The lack of explanation surrounding Mr. Holgren's hat and the text on it turns this situation into something absurd—a scene that almost seems fictional in a story that's very realist. However, it's obviously real—Reuben's classmate could read the text too. This all works to make Dad's firing seem even more absurd and unjust.
Reuben laughs and Mr. Holgren glares at him before starting towards him around the table. Mr. Holgren hits the table with his thigh and sends six bottles of milk toppling to the floor. Dad appears and begins to clean up the milk. Reuben feels ashamed that his dad is a janitor. Mr. Holgren addresses Dad and mentions that people have complained about him stumbling and muttering, even in public. Reuben realizes that word of what happened at church with Reverend Johnny has spread, and knows that Dad won't defend himself.
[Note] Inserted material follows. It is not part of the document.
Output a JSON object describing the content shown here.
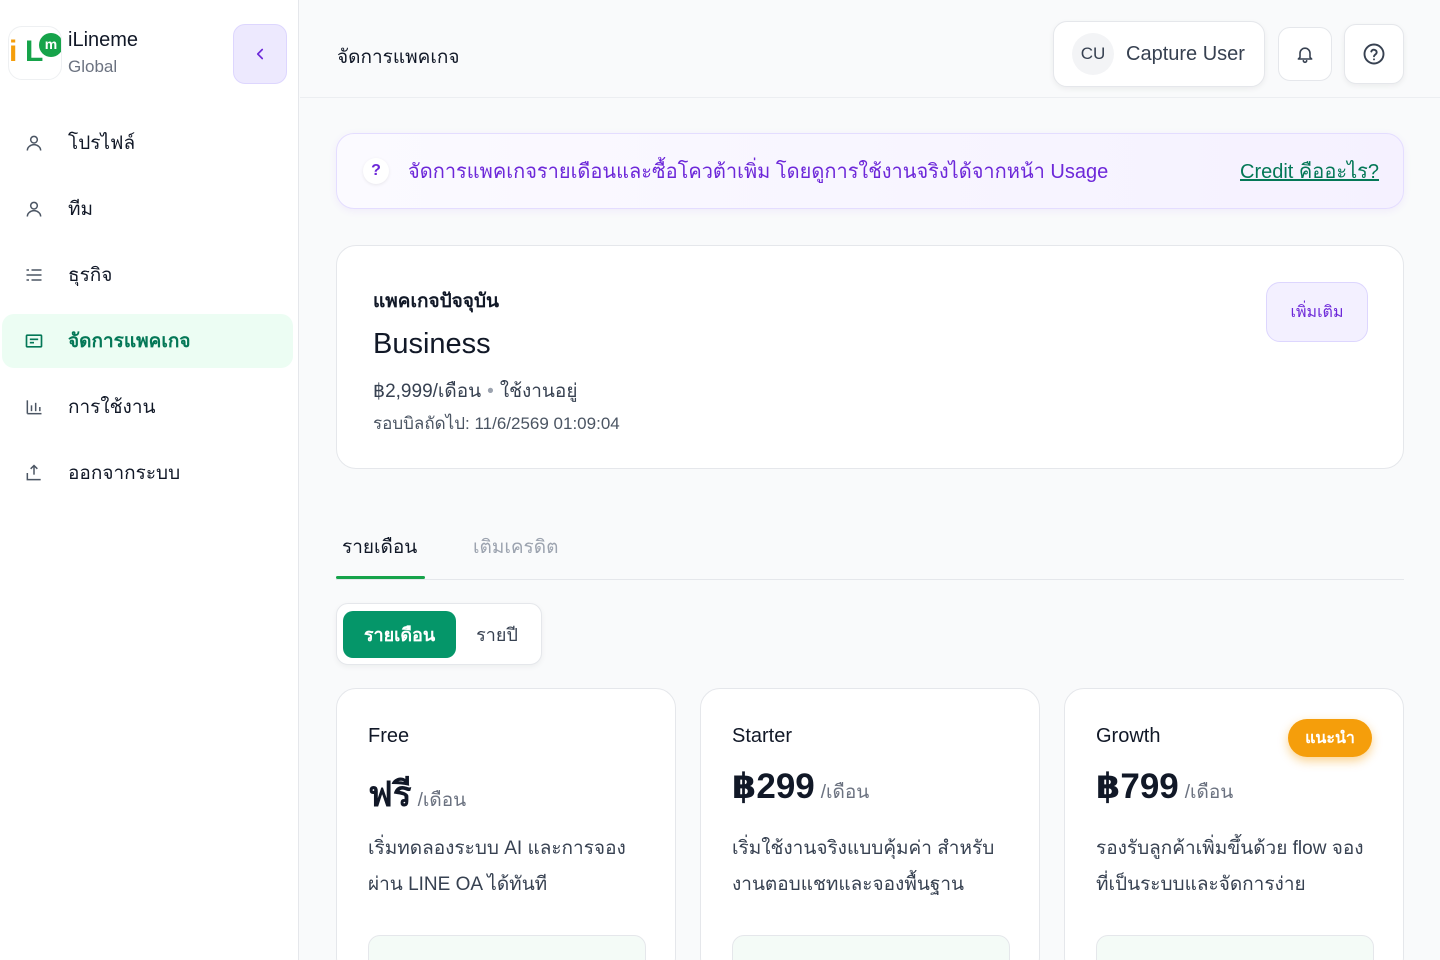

Despite Reuben's obvious love and admiration for his father, he's not exempt from childish shame at his father's profession. Reuben also knows that the muttering is just Dad praying, which shows how religion can be distorted for one's own unsavory purposes. Religion here becomes a liability.
Mr. Holgren then angrily fires Dad. As Reuben starts toward his father, he watches Dad reach up and slap Mr. Holgren in the face. Dad then turns to walk away, but Reuben watches transfixed as he notices that Mr. Holgren's horrible complexion has suddenly turned healthy. This makes Reuben angry enough that his lungs contract, and he has to go to the nurse's office to breathe steam. Reuben refuses to allow Dad to take him home, and can only ruminate on the injustice that Dad healed the evil "Chester the Fester" while Reuben, Jeremiah's own son, remains asthmatic.
This miracle of healing Mr. Holgren's acne mirrors Jesus healing the sick, creating more comparisons between Dad and Jesus. Again, Reuben experiences emotions of injustice and unfairness that are indicative of his youth and immaturity. He doesn't yet understand that Mr. Holgren deserves to be healthy, regardless of how evil he might be to Reuben's family.